Over-Exercise Causes Leaky Gut

Endurance athletes are all too familiar with a condition known as runner’s diarrhea. This is explained by a new study from the journal Alimentary Pharmacology and Therapeutics. It showed the intense physiological stress from over-exercising increased intestinal permeability, a conclusion reached by similar studies going back 20 years or more. This condition is commonly referred to as Leaky Gut Syndrome. The intestinal lining is fenestrated, which is the Latin word for “windows.” Over-exercise triggers the gut to basically open its windows (also known as tight junctions), which causes inflammation by allowing whole proteins into areas of the body they don’t normally go. This inflammation triggers everything from allergies and the common cold, to inflammatory bowel disease and autoimmune conditions.

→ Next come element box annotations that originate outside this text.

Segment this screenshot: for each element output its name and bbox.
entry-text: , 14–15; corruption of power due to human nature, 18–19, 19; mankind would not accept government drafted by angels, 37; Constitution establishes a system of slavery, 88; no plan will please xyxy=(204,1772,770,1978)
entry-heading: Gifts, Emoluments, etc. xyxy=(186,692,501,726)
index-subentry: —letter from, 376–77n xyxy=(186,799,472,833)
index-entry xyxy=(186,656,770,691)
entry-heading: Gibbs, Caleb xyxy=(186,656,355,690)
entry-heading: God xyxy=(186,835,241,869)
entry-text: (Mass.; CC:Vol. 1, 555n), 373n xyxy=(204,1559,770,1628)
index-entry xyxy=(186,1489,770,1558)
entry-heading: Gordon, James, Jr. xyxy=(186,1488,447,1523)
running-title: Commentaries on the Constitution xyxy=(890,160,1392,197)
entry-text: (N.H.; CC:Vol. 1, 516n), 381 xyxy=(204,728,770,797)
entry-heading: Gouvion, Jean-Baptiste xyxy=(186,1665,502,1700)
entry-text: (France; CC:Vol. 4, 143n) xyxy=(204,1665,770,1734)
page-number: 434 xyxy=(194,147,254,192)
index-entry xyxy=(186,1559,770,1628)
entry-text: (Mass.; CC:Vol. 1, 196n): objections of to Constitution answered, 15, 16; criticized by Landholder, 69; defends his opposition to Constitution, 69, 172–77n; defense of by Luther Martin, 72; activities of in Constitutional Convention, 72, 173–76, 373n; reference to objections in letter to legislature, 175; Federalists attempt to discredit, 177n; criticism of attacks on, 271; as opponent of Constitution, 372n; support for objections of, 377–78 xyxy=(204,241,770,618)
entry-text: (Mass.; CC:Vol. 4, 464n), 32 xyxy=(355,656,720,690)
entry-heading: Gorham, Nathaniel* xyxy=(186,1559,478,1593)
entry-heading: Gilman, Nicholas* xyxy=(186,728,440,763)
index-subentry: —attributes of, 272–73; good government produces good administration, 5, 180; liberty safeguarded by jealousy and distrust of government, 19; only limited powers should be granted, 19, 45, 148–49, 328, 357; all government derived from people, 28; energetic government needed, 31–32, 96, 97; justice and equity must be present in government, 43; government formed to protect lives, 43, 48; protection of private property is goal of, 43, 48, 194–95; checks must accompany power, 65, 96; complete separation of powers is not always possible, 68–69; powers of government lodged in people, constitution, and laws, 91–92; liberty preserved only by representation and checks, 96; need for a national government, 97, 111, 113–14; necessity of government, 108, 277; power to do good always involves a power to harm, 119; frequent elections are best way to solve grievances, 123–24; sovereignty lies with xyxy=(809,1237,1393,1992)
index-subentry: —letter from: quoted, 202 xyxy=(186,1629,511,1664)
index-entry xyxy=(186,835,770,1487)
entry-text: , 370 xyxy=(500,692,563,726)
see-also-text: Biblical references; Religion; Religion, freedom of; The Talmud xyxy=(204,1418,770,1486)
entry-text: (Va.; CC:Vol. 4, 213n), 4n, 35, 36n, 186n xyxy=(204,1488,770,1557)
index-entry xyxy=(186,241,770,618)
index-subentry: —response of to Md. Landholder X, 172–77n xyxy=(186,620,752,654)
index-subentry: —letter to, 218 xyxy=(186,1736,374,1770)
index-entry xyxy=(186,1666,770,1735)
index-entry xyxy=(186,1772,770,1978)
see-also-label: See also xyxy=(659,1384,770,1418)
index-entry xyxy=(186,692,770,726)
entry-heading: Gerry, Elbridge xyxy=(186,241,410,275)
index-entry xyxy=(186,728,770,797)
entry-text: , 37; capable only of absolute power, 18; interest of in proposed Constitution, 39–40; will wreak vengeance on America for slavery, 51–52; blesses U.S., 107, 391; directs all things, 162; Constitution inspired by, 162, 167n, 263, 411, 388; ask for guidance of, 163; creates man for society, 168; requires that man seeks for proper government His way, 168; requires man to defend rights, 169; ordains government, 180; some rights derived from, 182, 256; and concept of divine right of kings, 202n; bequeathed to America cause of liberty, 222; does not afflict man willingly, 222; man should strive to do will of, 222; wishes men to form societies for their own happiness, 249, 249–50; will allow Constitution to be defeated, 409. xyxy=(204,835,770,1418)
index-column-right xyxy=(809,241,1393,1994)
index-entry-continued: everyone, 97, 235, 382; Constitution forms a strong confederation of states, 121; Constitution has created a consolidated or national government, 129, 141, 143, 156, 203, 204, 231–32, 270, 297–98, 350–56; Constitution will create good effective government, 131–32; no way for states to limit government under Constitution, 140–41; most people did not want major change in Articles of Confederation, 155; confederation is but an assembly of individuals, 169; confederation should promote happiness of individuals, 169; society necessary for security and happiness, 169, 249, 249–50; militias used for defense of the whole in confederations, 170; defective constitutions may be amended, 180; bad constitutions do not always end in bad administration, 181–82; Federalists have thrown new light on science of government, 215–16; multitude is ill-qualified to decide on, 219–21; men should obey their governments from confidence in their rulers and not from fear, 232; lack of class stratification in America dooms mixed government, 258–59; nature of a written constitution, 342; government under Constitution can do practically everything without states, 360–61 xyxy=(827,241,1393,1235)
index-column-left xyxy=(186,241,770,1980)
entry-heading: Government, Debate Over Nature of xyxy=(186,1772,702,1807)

Recovering From Over-Exercise

From a young age, we’re taught the key to a long and healthy life is to exercise and eat right. We’re even given presidential awards in grade school for physical fitness. And while fad diets come and go, the push to be more active stays the same. But when we push too hard, we need help recovering. It’s time to recharge through a nutrient dense diet, healthy exercise, and supporting adrenals. Below, we discuss a few over exercising recovery tips.

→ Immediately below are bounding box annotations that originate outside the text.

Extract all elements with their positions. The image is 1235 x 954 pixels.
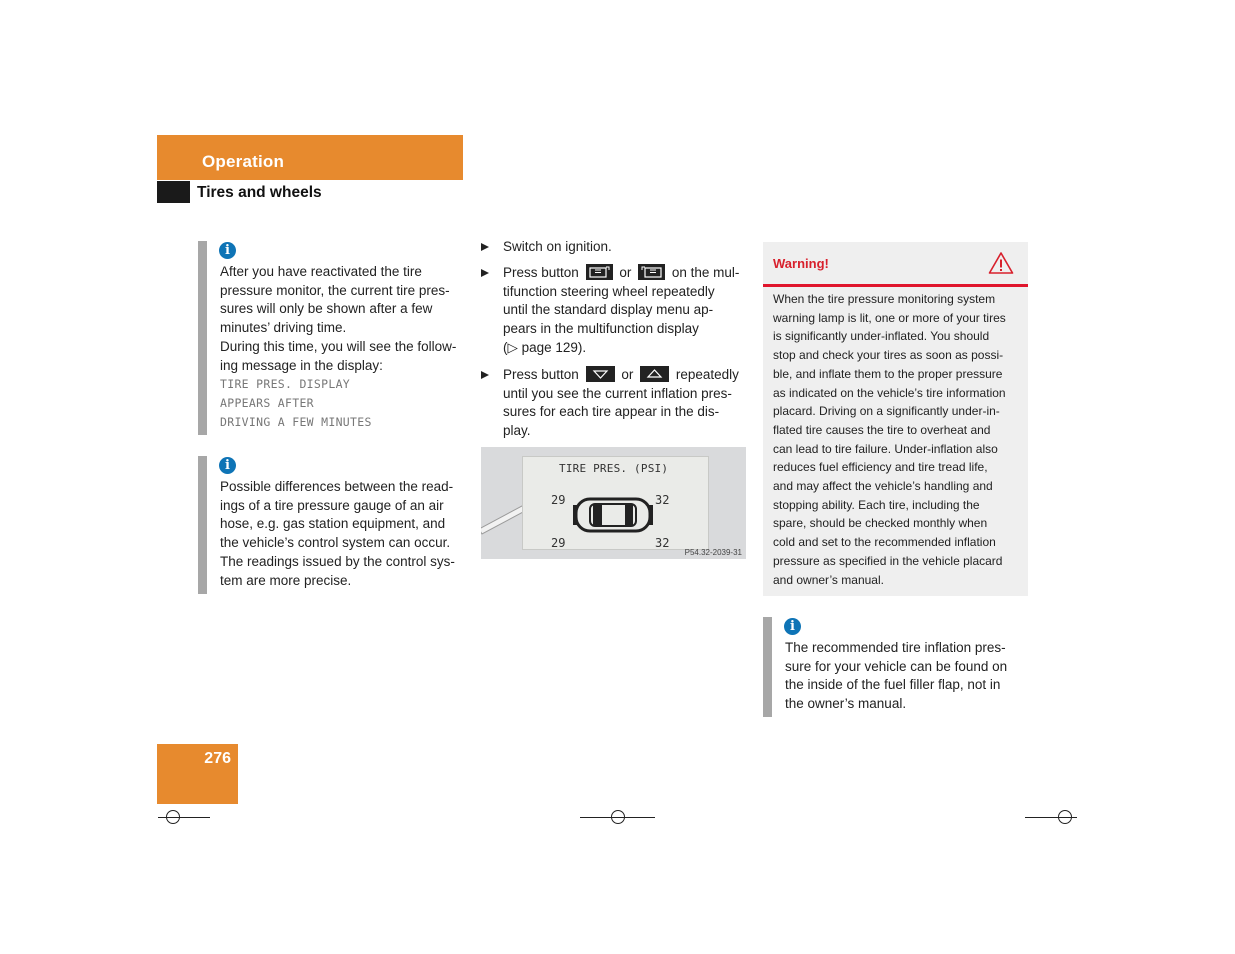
text-line: tifunction steering wheel repeatedly <box>503 283 715 299</box>
display-forward-button-icon <box>638 264 665 280</box>
crop-mark-right <box>1025 806 1077 826</box>
text-line: hose, e.g. gas station equipment, and <box>220 516 446 532</box>
rear-right-pressure: 32 <box>655 536 670 550</box>
section-title: Tires and wheels <box>197 184 322 201</box>
text-line: reduces fuel efficiency and tire tread life, <box>773 460 988 475</box>
text-line: is significantly under-inflated. You should <box>773 329 990 344</box>
lcd-title: TIRE PRES. (PSI) <box>559 462 669 475</box>
info-note-gauge-differences <box>198 456 468 594</box>
text-line: spare, should be checked monthly when <box>773 516 988 531</box>
text-line: and may affect the vehicle’s handling and <box>773 479 993 494</box>
text-line: stop and check your tires as soon as possi- <box>773 348 1004 363</box>
step-text-part: or <box>619 265 632 280</box>
crop-mark-center <box>580 806 655 826</box>
warning-box <box>763 242 1028 596</box>
page-number: 276 <box>204 750 231 767</box>
text-line: The recommended tire inflation pres- <box>785 640 1006 655</box>
front-left-pressure: 29 <box>551 493 566 507</box>
step-text-part: on the mul- <box>671 265 740 280</box>
crop-mark-left <box>158 806 210 826</box>
page-number-tab <box>157 744 238 804</box>
text-line: can lead to tire failure. Under-inflation also <box>773 441 998 456</box>
section-marker <box>157 181 190 203</box>
warning-header <box>763 242 1028 287</box>
text-line: pears in the multifunction display <box>503 321 699 337</box>
info-note-text <box>785 639 1007 714</box>
text-line: pressure as specified in the vehicle placard <box>773 553 1003 568</box>
text-line: the owner’s manual. <box>785 696 907 712</box>
text-line: placard. Driving on a significantly under-in- <box>773 404 1000 419</box>
step-text-part: or <box>621 367 634 382</box>
front-right-pressure: 32 <box>655 493 670 507</box>
info-icon: i <box>219 242 236 259</box>
rear-left-pressure: 29 <box>551 536 566 550</box>
step-text-part: repeatedly <box>675 367 739 382</box>
text-line: warning lamp is lit, one or more of your tires <box>773 310 1006 325</box>
text-line: After you have reactivated the tire <box>220 264 422 279</box>
display-message-line: TIRE PRES. DISPLAY <box>220 377 351 392</box>
info-icon: i <box>219 457 236 474</box>
tire-pressure-display-figure <box>481 447 746 559</box>
info-note-recommended-pressure <box>763 617 1033 717</box>
chapter-title: Operation <box>202 152 285 171</box>
scroll-up-button-icon <box>640 366 669 382</box>
step-text-part: Press button <box>503 367 579 382</box>
info-side-bar <box>198 456 207 594</box>
text-line: ing message in the display: <box>220 357 383 373</box>
text-line: minutes’ driving time. <box>220 320 347 336</box>
text-line: pressure monitor, the current tire pres- <box>220 282 450 298</box>
info-icon: i <box>784 618 801 635</box>
text-line: as indicated on the vehicle’s tire information <box>773 385 1006 400</box>
info-note-text <box>220 263 456 431</box>
chapter-header-bar <box>157 135 463 180</box>
display-message-line: DRIVING A FEW MINUTES <box>220 414 372 429</box>
page-reference: (▷ page 129). <box>503 339 587 355</box>
display-back-button-icon <box>586 264 613 280</box>
step-select-menu <box>481 264 751 359</box>
warning-label: Warning! <box>773 256 829 271</box>
text-line: sure for your vehicle can be found on <box>785 658 1008 674</box>
text-line: and owner’s manual. <box>773 572 884 587</box>
info-side-bar <box>198 241 207 435</box>
bullet-arrow-icon <box>481 371 489 379</box>
text-line: sures for each tire appear in the dis- <box>503 404 720 420</box>
step-text: Switch on ignition. <box>503 239 612 254</box>
figure-code: P54.32-2039-31 <box>684 548 742 557</box>
text-line: When the tire pressure monitoring system <box>773 292 996 306</box>
info-side-bar <box>763 617 772 717</box>
step-text <box>503 264 739 358</box>
step-scroll-values <box>481 366 751 442</box>
text-line: ings of a tire pressure gauge of an air <box>220 497 444 513</box>
step-text-part: Press button <box>503 265 579 280</box>
scroll-down-button-icon <box>586 366 615 382</box>
text-line: ble, and inflate them to the proper pressure <box>773 366 1003 381</box>
text-line: tem are more precise. <box>220 572 352 588</box>
text-line: the inside of the fuel filler flap, not in <box>785 677 1001 693</box>
text-line: Possible differences between the read- <box>220 479 454 494</box>
text-line: cold and set to the recommended inflation <box>773 535 996 550</box>
text-line: sures will only be shown after a few <box>220 301 433 317</box>
text-line: The readings issued by the control sys- <box>220 553 455 569</box>
text-line: play. <box>503 423 531 439</box>
text-line: the vehicle’s control system can occur. <box>220 535 451 551</box>
car-top-view-icon <box>573 495 653 535</box>
display-message-line: APPEARS AFTER <box>220 395 314 410</box>
lcd-screen <box>522 456 709 550</box>
text-line: stopping ability. Each tire, including the <box>773 497 980 512</box>
warning-triangle-icon <box>988 251 1014 275</box>
step-text <box>503 366 739 441</box>
text-line: During this time, you will see the follow- <box>220 338 457 354</box>
text-line: until you see the current inflation pres- <box>503 385 732 401</box>
text-line: flated tire causes the tire to overheat and <box>773 422 991 437</box>
text-line: until the standard display menu ap- <box>503 302 714 318</box>
info-note-text <box>220 478 455 590</box>
warning-text <box>773 290 1023 589</box>
bullet-arrow-icon <box>481 243 489 251</box>
info-note-reactivation <box>198 241 468 435</box>
bullet-arrow-icon <box>481 269 489 277</box>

Diet. Because we love our comfort foods, we turn to more intense, longer duration physical activity to fight the battle of the bulge. But physical activity is only responsible for 20% of your health, the other 80% is your diet. An anti-inflammatory, low glycemic, nutrient-rich diet high in healthy fats is key to supporting healthy cortisol and blood sugar levels and bringing the body back into balance. Addressing leaky gut and restoring healthy flora are also important. Taking a probiotic supplement before workouts has been shown to help prevent leaky gut issues. If all of this sounds like a foreign language to you, Super Nutrition for Women is a great handbook for a healthy diet and The Gut Flush Plan can help you get your digestion back on track.

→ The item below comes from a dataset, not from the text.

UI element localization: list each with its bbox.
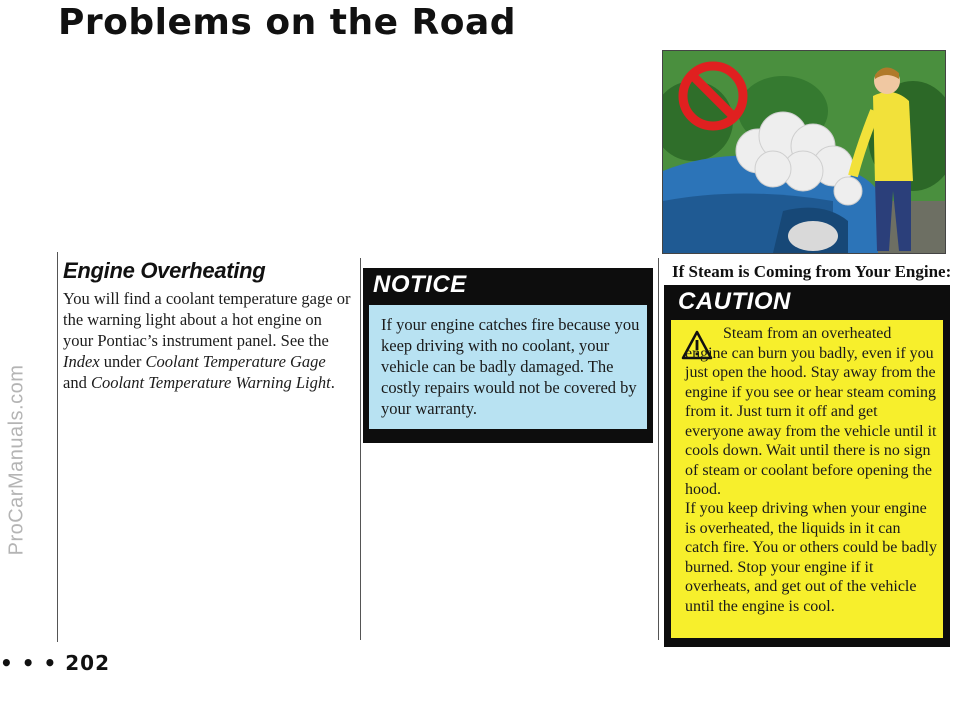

Exercise.  Have you ever seen a wild animal jogging? It’s not likely. Wild animals walk long distances then sprint as they chase their prey, or run from being eaten. And they rest after the run. High Intensity Interval Training (HIIT) is a form of exercise our bodies respond well to, because it closely mimics exercise patterns found in nature and promotes healthy cortisol levels. Whatever exercise you choose, the higher intensity you exercise, the greater your need for recovery. Muscles have fast, intermediate and slow twitch fibers. The fast twitch fibers are activated during high intensity workouts, and can take 48 hours or more to heal and recover. The slow twitch fibers are activated during low intensity and slow exercise, and take half as long to recover. Adequate rest and recovery periods are as important as the exercise itself.

Adrenals. If you have adrenal issues, listening to your body is paramount to healing. This is how you develop healthy exercise patterns. While healing, intense or long workouts are to be avoided. Restorative yoga, rebounding and walking in moderate temperatures are the best forms of exercise while adrenals heal. Supplements to support adrenals are helpful when cortisol remains high or you feel like you’ve crashed. Healthy sleep patterns are essential, but may need support while circadian rhythms restore. Your body will tell you when it’s ready for you to return to more intense exercise – you’ll have more energy, sleep better, feel uplifted, have healthy digestion, and a desire for more activity.